第569章 春日(一)
  第569章 春日(一)
  三月,春日的暖阳毫不吝嗇地洒在阿卡普尔科湾碧蓝的水面上,將清晨的最后一丝凉意彻底驱散。
  港口的椰子树在微风中摇曳,带著咸腥味的海风拂过这座已然换了主人的小城。
  席尔多·德·阿尔瓦拉坐在自家带遮阳棚的露天酒肆里,慢条斯理地啜饮著用秘鲁可可豆研磨烹煮的、带著焦苦味的黑色饮料。
  他的目光越过广场上稀疏的人影,复杂地投向远处繁忙的港口。
  他所经营的这家杂货铺兼酒肆,就坐落在能俯瞰港口广场的主街旁,位置绝佳。
  四个多月前,当那些悬掛著红色旗帜的新华战舰出现在海平面上时,他和所有小城居民一样,充满了末日降临般的恐惧与绝望。
  他们听闻过这些来自北方的“新华人”在瓜达拉哈拉的雷霆手段,也做好了被洗劫一空、甚至性命不保的最坏打算。
  主动献城投降是市政官员和当地驻军指挥官共同的决定,几乎是未经抵抗的--哦,也不尽然,最起码港口的两座炮台经歷了一番激烈的战斗——便打开了城门,將闔城军民的命运交给入侵者来裁决。
  投降条件听起来不错,新华人承诺会保障小城居民的生命和財產安全,並维持基本的生活秩序。
  但谁又会真正相信入侵者的承诺呢?
  在席尔罗看来,军队--无论是西班牙王国的,还是其他什么国家的——本质上都是暴力与混乱的代名词。
  他清晰记得去年初,一位从加泰隆尼亚来的商人带来的可怕消息:正是当地驻军日復一日的无法无天,做出各种令人髮指的兽性,才激起了那片土地上人民的殊死反抗,最终演变成席捲整个地区的血腥叛乱。
  彼时,他几乎认定阿卡普尔科的命运將会更加悽惨。
  因为这些新华人,还是一群不敬上帝的异教徒!
  然而,预想中的地狱景象並未降临。
  “父亲,这是今天的帐目。”他的儿子,米尔索,一个刚满十七岁的年轻人,带著掩饰不住的兴奋將一本硬皮帐簿放在铺著亚麻桌布的木桌上,“营业额比上周又增加了三成。特別是、菸草,还有郊外农庄清晨刚送来的果蔬,几乎刚到货就被採购一空……主要是他们的人买的。”
  说著,他朝港口区附近那片新划定的军事区域努了努嘴。
  席尔多低低地“嗯”了一声,並未立刻去翻看帐本。
  他的目光追隨著街道上偶尔走过的三五名身穿藏青色军服的新华士兵。
  他们军容整齐,武器擦得鋥亮,走路时目不斜视,与记忆中那些在街头酗酒滋事、顺手牵羊的西班牙王国士兵形象截然不同。
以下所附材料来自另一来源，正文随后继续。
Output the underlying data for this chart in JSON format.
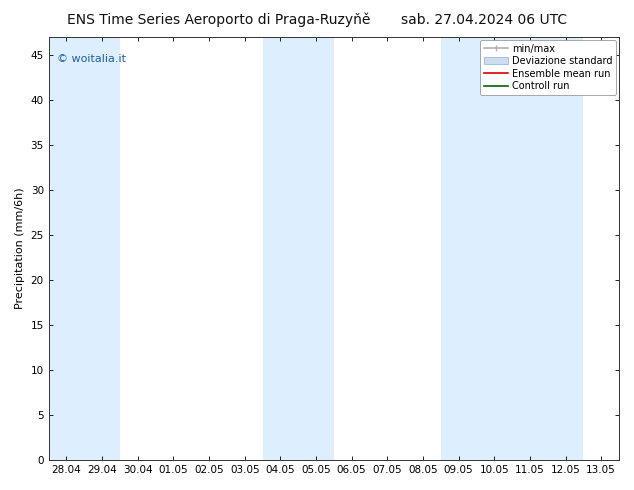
{
  "title_left": "ENS Time Series Aeroporto di Praga-Ruzyňě",
  "title_right": "sab. 27.04.2024 06 UTC",
  "ylabel": "Precipitation (mm/6h)",
  "watermark": "© woitalia.it",
  "watermark_color": "#1a5fa8",
  "background_color": "#ffffff",
  "plot_bg_color": "#ffffff",
  "ylim": [
    0,
    47
  ],
  "yticks": [
    0,
    5,
    10,
    15,
    20,
    25,
    30,
    35,
    40,
    45
  ],
  "xtick_labels": [
    "28.04",
    "29.04",
    "30.04",
    "01.05",
    "02.05",
    "03.05",
    "04.05",
    "05.05",
    "06.05",
    "07.05",
    "08.05",
    "09.05",
    "10.05",
    "11.05",
    "12.05",
    "13.05"
  ],
  "shaded_columns": [
    0,
    1,
    6,
    7,
    11,
    12,
    13,
    14
  ],
  "shade_color": "#ddeeff",
  "minmax_color": "#b0b0b0",
  "std_color": "#ccddf0",
  "std_edge_color": "#99bbdd",
  "ensemble_mean_color": "#dd0000",
  "control_run_color": "#006600",
  "legend_entries": [
    "min/max",
    "Deviazione standard",
    "Ensemble mean run",
    "Controll run"
  ],
  "font_size_title": 10,
  "font_size_axis": 8,
  "font_size_ticks": 7.5,
  "font_size_watermark": 8,
  "font_size_legend": 7
}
  更让他感到不可思议的是,这些士兵在市场购买水果、菸草或是其他各种小玩意儿时,竟然真的会按照摊主给出的价格,掏出那种成色很好的新华银幣或者铜幣来付帐。
  没有强买强卖,更没有恐嚇勒索。
  “哦,圣母玛利亚,真是……难以置信!”席尔多將杯中残余的可可一饮而尽,低声自语。
  这么多年来,他早已见惯了以前的殖民税务官,是如何趾高气扬地走进他的铺子,隨手拿走最好的可可豆和最烈的朗姆酒,却只扔下几个微不足道的铜板,或者乾脆记在永远无法兑现的“官帐”上。
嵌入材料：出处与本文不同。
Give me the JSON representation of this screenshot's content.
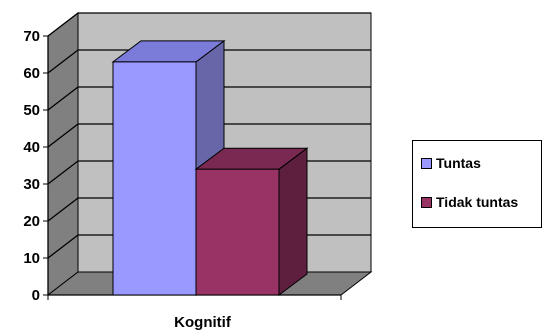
{
  "chart_data": {
    "type": "bar",
    "categories": [
      "Kognitif"
    ],
    "series": [
      {
        "name": "Tuntas",
        "values": [
          63
        ],
        "color": "#9999ff",
        "side_color": "#6666a8",
        "top_color": "#7b7bd9"
      },
      {
        "name": "Tidak tuntas",
        "values": [
          34
        ],
        "color": "#993366",
        "side_color": "#5e1f3f",
        "top_color": "#7a2a52"
      }
    ],
    "y_ticks": [
      "0",
      "10",
      "20",
      "30",
      "40",
      "50",
      "60",
      "70"
    ],
    "ylim": [
      0,
      70
    ],
    "grid": true,
    "legend_position": "right",
    "style": "3d-column",
    "wall_color": "#c0c0c0",
    "floor_color": "#808080"
  }
}
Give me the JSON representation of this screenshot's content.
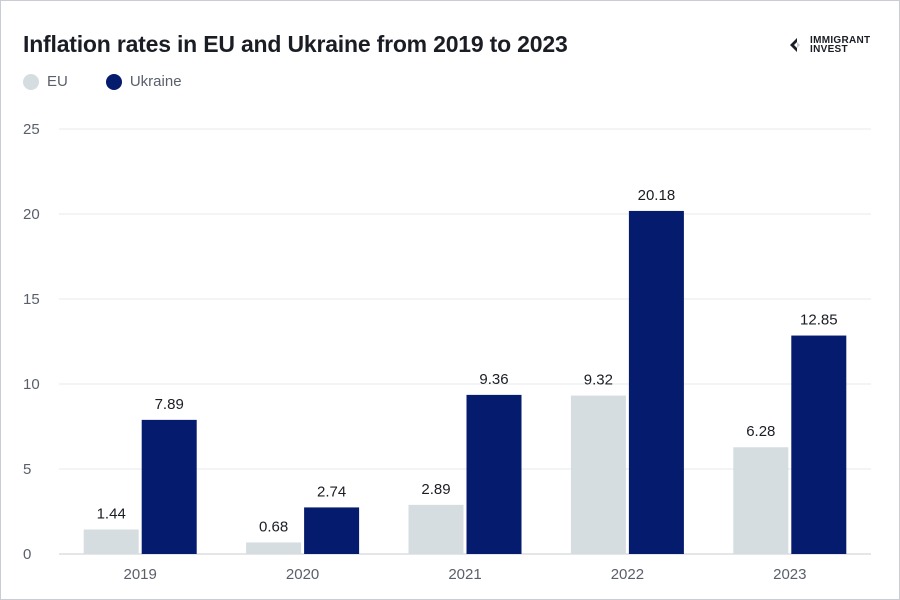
{
  "title": "Inflation rates in EU and Ukraine from 2019 to 2023",
  "logo": {
    "text": "IMMIGRANT\nINVEST",
    "icon": "immigrant-invest-logo-icon"
  },
  "colors": {
    "eu": "#d5dde1",
    "ukraine": "#051b6e",
    "grid": "#e6e8eb",
    "axis": "#c9ccd2"
  },
  "legend": [
    {
      "label": "EU",
      "series": "eu"
    },
    {
      "label": "Ukraine",
      "series": "ukraine"
    }
  ],
  "chart_data": {
    "type": "bar",
    "title": "Inflation rates in EU and Ukraine from 2019 to 2023",
    "categories": [
      "2019",
      "2020",
      "2021",
      "2022",
      "2023"
    ],
    "series": [
      {
        "name": "EU",
        "key": "eu",
        "values": [
          1.44,
          0.68,
          2.89,
          9.32,
          6.28
        ],
        "labels": [
          "1.44",
          "0.68",
          "2.89",
          "9.32",
          "6.28"
        ]
      },
      {
        "name": "Ukraine",
        "key": "ukraine",
        "values": [
          7.89,
          2.74,
          9.36,
          20.18,
          12.85
        ],
        "labels": [
          "7.89",
          "2.74",
          "9.36",
          "20.18",
          "12.85"
        ]
      }
    ],
    "ylim": [
      0,
      25
    ],
    "yticks": [
      0,
      5,
      10,
      15,
      20,
      25
    ],
    "xlabel": "",
    "ylabel": "",
    "grid": true,
    "legend_position": "top-left"
  }
}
  还有那些邋遢而又凶恶的士兵,在亮出自己的武器后,便心安理得地抢去他们想要的任何东西。
  “因为,他们有这些监督者……”米尔索指了指远处一队正在巡逻的士兵,他们手臂上都套著一个醒目的红色袖章,神情严肃,目光锐利,“我听佩雷斯先生说,那是他们的『宪兵』,专管自己人的纪律,维持城里的秩序。谁敢犯事,被他们抓到,下场可不好。”
  秩序,这是席尔多这几个月来最深的感受。
  新华人占领阿卡普尔科后,迅速接管了所有关键地点--港口、炮台、市政厅、官库、军营。
  他们原有的那支小小的驻军和所有的殖民官员,都被礼貌而坚定地“请”上了船,隨后不知道送往了何处。
  起初,大家还在担心税收和行政会陷入混乱,但很快发现,混乱並未发生,反而一种前所未有的规范建立了起来。
  曾经像禿鷲一样盘踞在港口和市场的殖民税务官消失了,隨之消失的还有那些名目繁多、隨意性极强的捐税和摊派。
  商人们的货物买卖,暂时不再需要缴纳那层层盘剥的重税,市场交易活跃得超乎了许多人的想像。
  席尔罗的铺子,不仅向本地居民和少数胆大前来的西班牙商人出售货物,更重要的客源,就是那些手头似乎颇为宽裕的新华士兵,以及隨船而来的新华商人。
  “他们真的……不抢?”旁边桌子,老渔夫胡安凑了过来,压低声音,脸上依旧带著一丝疑虑。
  数年前,他的渔船就曾被当地的驻军徵用过,回来时不仅船舱里打到的鱼没了,船帆还被撕破了一个大口子,申诉无门。
  当新华军杀来时,他跟许多渔人一样,將船只拖到偏僻的海滩藏匿,自己则躲起来,惶惶不安地等待“入侵者”掠夺完毕后自行离去。
  但没想到的是,新华军似乎並未有撤走的打算,在扫荡了周边的农庄和村落后,留下一千余士兵驻守,六千余主力部队便冲入了內陆腹地。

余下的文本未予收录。